Key Moments
- Bank of America cut its Dell Technologies (NYSE:DELL) price target to $135 from $150 while maintaining a Buy rating.
- BofA’s updated modeling indicates potential impacts in fiscal 2027 of a 489-basis-point gross margin hit, a 262-basis-point operating margin hit, and a $2.48 drag on EPS.
- Fiscal 2027 EPS forecast was reduced to $10.00 from $10.86 as rising memory prices introduce uncertainty around guidance.
Price Target Lowered, Rating Unchanged
Bank of America lowered its price objective on Dell Technologies shares to $135 from $150 in a research note on Monday, citing the impact of sharply higher memory component prices on the company’s near-term profitability. Despite the reduced target, the firm kept its Buy recommendation on Dell Technologies (NYSE:DELL).
Analyst Wamsi Mohan wrote that “impending memory headwinds will likely overshadow what should be a strong F4Q print,” highlighting that memory costs are now up 140% year-on-year versus roughly 40% previously.

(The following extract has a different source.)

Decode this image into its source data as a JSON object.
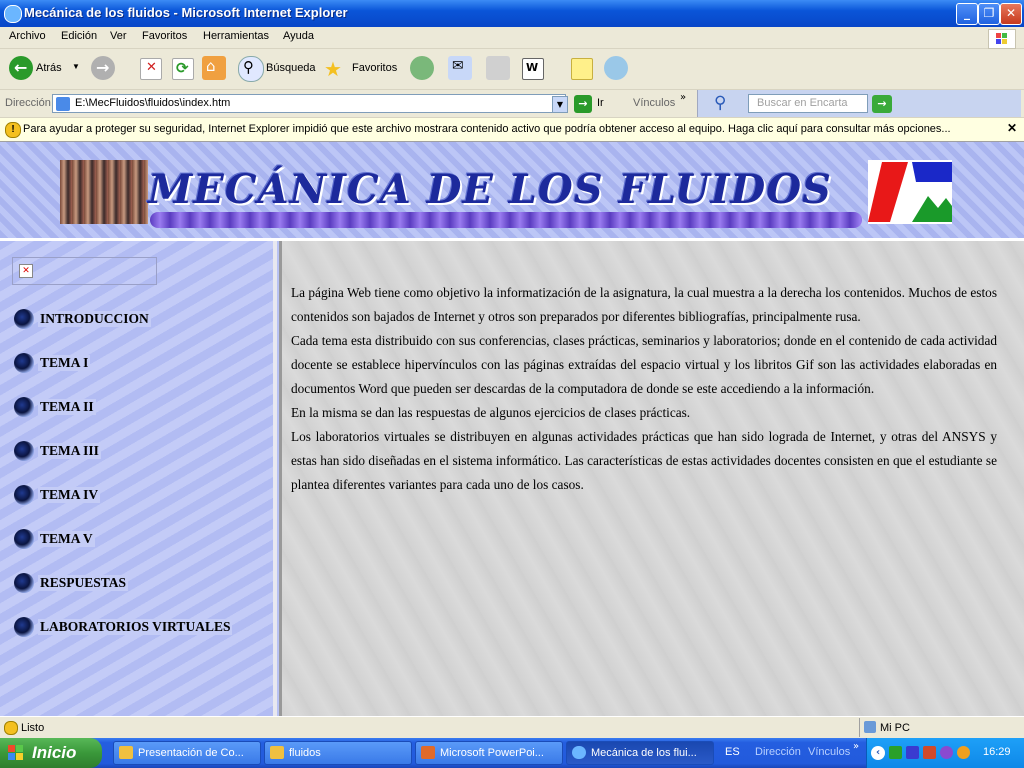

Modeled Margin and EPS Impact
Bank of America’s revised analysis points to a significant potential hit to Dell’s profitability metrics if memory costs remain elevated. The bank’s modeling suggests a possible 489-basis-point reduction in gross margin and a 262-basis-point decline in operating margin for fiscal 2027.
On earnings, the bank’s scenario analysis implies a $2.48 negative effect on fiscal 2027 earnings per share, leading BofA to cut its EPS forecast for that year to $10.00 from a prior estimate of $10.86.
| Metric (Fiscal 2027) | Previous View | Updated View / Impact |
|---|---|---|
| Price Target | $150 | $135 |
| EPS | $10.86 | $10.00 |
| Gross Margin | – | 489-basis-point potential headwind |
| Operating Margin | – | 262-basis-point potential headwind |
| EPS Impact from Memory Costs | – | $2.48 potential drag |
Mitigating Factors and Operational Levers
Mohan emphasized that the modeled figures represent upper-bound outcomes rather than base-case expectations. He noted that “the true impact is less due to Dell driving further opex efficiencies, supply chain management, alternative component sourcing, and strategic pricing.”
These operational initiatives are expected to soften, but not eliminate, the financial pressure stemming from the surge in memory component prices.
Segment-Level Margin Pressures
Bank of America expects margin headwinds across both of Dell’s primary reporting segments – the Infrastructure Solutions Group (ISG) and the Client Solutions Group (CSG). The bank’s modeling indicates more than 300-basis-point deleverage for each segment.
ISG is projected to hold up better relative to CSG, supported by what BofA describes as a “more ‘mission critical’” portfolio and strong demand, resulting in a smaller forecast year-on-year decline. CSG, on the other hand, may experience more immediate margin strain as Dell navigates “pre-contracted pricing” in the near term.
Long-Term Thesis Intact but Guidance Uncertainty Rises
Despite the pressure from higher memory costs, BofA argued that Dell’s longer-term earnings potential remains supported by several structural drivers. The bank pointed to enterprise AI adoption, developing AI PC momentum, and increased attachment of Dell’s storage intellectual property as key elements underpinning the company’s earnings power.
However, BofA cautioned that the rapid escalation in component costs adds an additional layer of uncertainty around the company’s fiscal 2027 guidance.